The NY State Attorney General (or a designated administrator by the AG) would be responsible for enforcing the Fashion Act. Each year, the Attorney General would be required to publish a public report regarding compliance with the Act. The report would be required to include a list of fashion retail sellers and manufacturers who are out of compliance.
If a business is not in compliance three months after receiving a notice of non-compliance, it could be fined up to 2% of annual revenues of $450 million or more. Any fines levied would be required to be deposited into a community benefit fund that would be used for environmental conservation and social justice initiatives.
In addition, private citizens would also be able to file suit against any fashion retail seller or manufacturer that they know are not in compliance with the act.
Is it enough?
The Act has gained a lot of support from environmental and human rights advocacy groups, fashion designers like Stella McCartney (who was part of the coalition that got the ball rolling), and celebrities like Rosario Dawson, Jane Fonda, Leonardo di Caprio, and Cameron Diaz. But it's left others wondering: is it enough? And there are some compelling arguments that it falls short in the midst of the climate and humanitarian crisis the world is facing today.
Lack of Diversity
No Black, Brown, or Indigenous voices were included in the creation of the bill, which critics argue is problematic since the BIPOC community makes up for such a large portion of the garment worker industry.

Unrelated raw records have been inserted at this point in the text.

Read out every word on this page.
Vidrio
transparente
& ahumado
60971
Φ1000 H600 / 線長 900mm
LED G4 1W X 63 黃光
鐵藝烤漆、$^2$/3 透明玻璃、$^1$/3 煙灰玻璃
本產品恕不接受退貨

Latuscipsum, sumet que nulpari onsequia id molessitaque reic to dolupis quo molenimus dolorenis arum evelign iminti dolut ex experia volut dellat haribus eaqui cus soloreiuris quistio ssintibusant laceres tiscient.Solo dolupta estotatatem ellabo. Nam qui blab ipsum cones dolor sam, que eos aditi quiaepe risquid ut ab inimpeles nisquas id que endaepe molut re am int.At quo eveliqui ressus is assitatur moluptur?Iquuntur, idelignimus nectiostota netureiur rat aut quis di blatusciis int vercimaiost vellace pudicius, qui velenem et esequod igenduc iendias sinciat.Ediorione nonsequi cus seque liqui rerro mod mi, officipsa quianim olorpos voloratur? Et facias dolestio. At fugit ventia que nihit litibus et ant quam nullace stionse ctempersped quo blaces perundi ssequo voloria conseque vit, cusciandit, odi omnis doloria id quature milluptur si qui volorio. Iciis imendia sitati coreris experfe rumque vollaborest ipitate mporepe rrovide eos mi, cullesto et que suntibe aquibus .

Transparency is Not Enough
The Act's main focus is on disclosure, and only on 50% of the supply chain. What's to stop brands from choosing the best half of their business to report on? Furthermore, even though it would penalize for failure to comply, that failure is specific to reporting, not the actual actions taken to comply.
Organizations like Remake and Fashion Revolution share this sentiment. Together with other labor and sustainability advocacy groups, they formed a coalition and drafted an official proposal to strengthen the Fashion Act- you can read it in full here. They argue that although they agree that it's time for a world fashion capital like NY to take action to improve the ethics of the industry, much stronger laws have been passed in California, Germany and France that more directly address improving the lives of workers and enacting environmental policy - which ultimately puts NY behind the curve.
As exciting as it was to see the Fashion Act introduced, we agree that there is a lot of room for improvement. We hope that more advocacy groups speak up to the bill's shortcomings, specifically that it gets revised to include expanded disclosure requirements (why only 50% !?) and that requirements and penalties are implemented that address real, actionable change. Every step of this process should also rely on third-party audits.
Although transparency alone is definitely not enough, it is always a step in the right direction. We cannot change what we cannot see, after all. The conversation is on the table, and it's getting a lot of attention - that in itself points to a more hopeful future.